Больше всего меня мучило убийство Карьяна. Несмотря на то что рассудком я понимал, что действовал, подчиняясь чужому влиянию, что моя воля была парализована, я терзался стыдом и раскаянием. Я долго гадал, сможет ли кровь смыть эти чувства, и принял твердое решение непременно проверить это на деле. И все же постепенно, по мере того как я погружался в другие заботы, воспоминания об этом кошмаре тускнели, отступали на задворки моего сознания.
В прошлом году урожай в Нумантии был собран скверный; провиант подвозился к нам бесконечно долго, и очень часто оказывалось, что он испортился в дороге.

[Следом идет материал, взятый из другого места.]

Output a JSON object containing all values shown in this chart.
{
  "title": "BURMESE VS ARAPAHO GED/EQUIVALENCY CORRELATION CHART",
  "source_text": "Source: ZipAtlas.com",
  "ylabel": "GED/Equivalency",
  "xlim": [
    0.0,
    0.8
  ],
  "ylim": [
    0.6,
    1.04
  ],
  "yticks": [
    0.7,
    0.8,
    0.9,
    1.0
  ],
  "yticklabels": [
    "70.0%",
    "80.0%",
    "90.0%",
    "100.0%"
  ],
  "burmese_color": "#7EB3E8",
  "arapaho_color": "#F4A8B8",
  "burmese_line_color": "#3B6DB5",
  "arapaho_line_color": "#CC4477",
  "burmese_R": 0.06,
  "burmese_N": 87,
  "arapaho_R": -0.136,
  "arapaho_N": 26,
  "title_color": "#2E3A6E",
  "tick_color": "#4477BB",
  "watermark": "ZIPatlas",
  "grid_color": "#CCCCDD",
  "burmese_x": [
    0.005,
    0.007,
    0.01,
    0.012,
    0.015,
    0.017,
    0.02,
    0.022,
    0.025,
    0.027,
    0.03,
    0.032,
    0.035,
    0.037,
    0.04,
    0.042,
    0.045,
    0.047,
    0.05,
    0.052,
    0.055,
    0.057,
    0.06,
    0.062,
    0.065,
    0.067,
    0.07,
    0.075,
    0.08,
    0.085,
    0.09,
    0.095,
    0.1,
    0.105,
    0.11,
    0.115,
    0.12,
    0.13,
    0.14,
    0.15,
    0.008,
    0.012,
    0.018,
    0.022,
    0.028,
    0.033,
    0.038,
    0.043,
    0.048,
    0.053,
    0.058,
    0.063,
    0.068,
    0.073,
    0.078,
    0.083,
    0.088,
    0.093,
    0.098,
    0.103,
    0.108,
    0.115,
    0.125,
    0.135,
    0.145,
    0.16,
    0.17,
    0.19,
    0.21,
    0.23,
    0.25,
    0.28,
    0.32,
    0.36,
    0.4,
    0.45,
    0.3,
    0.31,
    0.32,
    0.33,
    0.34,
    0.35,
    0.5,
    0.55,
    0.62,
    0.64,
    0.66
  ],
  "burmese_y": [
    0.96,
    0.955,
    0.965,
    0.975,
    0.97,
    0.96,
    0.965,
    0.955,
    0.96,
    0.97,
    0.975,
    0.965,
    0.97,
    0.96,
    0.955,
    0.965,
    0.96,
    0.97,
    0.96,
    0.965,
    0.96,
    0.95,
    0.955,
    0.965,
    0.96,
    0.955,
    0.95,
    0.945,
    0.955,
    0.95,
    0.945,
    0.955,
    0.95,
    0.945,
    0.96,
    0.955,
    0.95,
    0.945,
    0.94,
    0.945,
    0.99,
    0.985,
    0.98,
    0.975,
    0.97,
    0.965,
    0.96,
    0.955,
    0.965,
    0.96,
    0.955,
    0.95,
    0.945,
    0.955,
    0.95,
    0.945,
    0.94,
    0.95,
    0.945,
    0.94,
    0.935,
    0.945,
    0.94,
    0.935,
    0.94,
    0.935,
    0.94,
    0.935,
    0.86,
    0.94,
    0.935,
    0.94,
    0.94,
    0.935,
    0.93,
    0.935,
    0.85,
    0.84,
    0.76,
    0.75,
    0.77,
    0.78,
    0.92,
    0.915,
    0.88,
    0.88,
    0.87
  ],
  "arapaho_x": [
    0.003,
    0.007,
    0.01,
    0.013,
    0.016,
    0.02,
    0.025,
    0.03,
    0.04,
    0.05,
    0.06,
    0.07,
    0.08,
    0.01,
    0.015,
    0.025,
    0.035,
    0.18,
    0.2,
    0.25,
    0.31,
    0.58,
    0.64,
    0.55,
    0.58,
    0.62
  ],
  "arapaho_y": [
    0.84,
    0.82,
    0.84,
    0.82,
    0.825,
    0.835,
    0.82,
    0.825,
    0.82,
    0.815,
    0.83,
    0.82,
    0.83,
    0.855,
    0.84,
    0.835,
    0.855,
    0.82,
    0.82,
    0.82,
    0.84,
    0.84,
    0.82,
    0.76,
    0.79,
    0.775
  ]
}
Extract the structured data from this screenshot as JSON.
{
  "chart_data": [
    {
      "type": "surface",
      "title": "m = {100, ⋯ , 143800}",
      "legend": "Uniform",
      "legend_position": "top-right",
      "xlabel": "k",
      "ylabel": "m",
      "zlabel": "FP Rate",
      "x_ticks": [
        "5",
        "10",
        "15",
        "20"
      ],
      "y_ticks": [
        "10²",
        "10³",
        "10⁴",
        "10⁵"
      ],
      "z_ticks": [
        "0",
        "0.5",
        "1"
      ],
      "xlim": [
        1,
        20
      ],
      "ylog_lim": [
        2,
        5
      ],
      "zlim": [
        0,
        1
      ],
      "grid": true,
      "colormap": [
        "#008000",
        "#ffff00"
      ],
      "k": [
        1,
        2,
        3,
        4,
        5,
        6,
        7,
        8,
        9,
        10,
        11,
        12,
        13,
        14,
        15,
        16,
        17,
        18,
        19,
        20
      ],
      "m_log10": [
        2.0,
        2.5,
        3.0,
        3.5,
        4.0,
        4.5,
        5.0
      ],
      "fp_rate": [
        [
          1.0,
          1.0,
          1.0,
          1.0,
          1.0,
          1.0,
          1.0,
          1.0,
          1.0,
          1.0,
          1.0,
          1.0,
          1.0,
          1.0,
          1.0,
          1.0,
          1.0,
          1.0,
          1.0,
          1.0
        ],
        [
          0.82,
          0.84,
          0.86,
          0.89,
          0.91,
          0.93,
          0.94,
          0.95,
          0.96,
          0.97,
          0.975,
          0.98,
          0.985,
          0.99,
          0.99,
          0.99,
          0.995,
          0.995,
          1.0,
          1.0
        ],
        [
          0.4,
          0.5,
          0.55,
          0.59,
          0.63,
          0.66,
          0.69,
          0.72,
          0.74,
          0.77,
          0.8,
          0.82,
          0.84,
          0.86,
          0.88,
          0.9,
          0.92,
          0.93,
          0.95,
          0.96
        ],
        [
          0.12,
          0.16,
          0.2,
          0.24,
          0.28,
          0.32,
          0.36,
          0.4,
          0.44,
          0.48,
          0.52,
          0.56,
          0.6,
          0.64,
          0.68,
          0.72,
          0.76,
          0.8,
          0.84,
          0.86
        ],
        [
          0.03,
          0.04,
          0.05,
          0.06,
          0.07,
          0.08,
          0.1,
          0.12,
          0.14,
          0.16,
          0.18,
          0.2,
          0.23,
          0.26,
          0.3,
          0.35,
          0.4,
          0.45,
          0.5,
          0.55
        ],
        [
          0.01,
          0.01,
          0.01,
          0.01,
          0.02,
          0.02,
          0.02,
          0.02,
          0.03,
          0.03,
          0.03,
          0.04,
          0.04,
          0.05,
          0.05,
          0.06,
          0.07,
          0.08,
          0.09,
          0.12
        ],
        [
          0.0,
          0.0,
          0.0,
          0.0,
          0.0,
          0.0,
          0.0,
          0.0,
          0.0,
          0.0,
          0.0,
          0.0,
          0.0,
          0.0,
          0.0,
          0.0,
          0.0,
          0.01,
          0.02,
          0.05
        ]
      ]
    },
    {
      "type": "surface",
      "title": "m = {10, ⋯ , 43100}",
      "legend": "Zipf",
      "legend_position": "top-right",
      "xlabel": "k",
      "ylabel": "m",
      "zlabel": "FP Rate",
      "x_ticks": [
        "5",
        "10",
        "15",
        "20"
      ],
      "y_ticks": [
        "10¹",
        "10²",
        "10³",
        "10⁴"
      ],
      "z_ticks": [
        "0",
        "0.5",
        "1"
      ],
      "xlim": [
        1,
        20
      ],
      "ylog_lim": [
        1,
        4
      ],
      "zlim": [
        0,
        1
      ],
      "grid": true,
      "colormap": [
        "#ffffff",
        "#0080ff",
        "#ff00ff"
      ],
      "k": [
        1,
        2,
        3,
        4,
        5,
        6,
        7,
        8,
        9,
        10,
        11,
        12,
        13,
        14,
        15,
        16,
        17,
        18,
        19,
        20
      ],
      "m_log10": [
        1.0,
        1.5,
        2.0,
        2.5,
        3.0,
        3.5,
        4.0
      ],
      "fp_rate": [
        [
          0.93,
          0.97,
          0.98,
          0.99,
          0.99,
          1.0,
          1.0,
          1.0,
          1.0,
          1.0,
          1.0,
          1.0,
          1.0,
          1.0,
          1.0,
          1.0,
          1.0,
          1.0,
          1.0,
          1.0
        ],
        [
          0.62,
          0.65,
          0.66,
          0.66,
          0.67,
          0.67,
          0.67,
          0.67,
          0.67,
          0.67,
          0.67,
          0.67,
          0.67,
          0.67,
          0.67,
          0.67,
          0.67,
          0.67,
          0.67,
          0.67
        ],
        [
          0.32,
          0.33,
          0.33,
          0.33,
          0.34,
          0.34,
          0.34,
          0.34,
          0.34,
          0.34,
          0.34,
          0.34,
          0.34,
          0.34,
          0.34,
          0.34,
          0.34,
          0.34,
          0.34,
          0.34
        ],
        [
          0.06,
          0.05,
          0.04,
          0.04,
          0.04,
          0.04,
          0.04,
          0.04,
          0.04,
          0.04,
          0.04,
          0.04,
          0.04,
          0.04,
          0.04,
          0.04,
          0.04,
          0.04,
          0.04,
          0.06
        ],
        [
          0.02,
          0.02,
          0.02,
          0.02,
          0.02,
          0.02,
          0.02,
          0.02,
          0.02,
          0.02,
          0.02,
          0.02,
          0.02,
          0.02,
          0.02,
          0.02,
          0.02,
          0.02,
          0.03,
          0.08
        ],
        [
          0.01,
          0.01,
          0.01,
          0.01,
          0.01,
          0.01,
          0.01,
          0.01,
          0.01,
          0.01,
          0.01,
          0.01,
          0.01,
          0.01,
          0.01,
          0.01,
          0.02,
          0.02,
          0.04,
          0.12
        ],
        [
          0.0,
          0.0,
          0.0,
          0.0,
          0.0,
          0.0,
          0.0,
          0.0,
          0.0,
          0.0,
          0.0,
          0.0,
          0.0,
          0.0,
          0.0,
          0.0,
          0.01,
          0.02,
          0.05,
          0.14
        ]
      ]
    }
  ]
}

То же самое можно было сказать о пополнении. Наша армия перешла границу Майсира, имея численность почти два миллиона человек. Общие потери – убитыми, ранеными, пропавшими без вести – составили около ста пятидесяти тысяч человек. Нам нужно было не просто получить подкрепления, чтобы вернуть армии былую силу, – мы должны были увеличить численность наших войск, чтобы прорвать фронт под Пендой. Вновь созданные гвардейские корпуса должны были завершить обучение, на какой бы стадии оно ни находилось, и двинуться вместе с остальной армией на юг, неся потери. Наша армия, перейдя границу, не предпринимала почти никаких попыток наладить добрые отношения с майсирскими крестьянами. Наоборот, в полном соответствии с имперской политикой, солдаты «подкармливались» за счет местного населения.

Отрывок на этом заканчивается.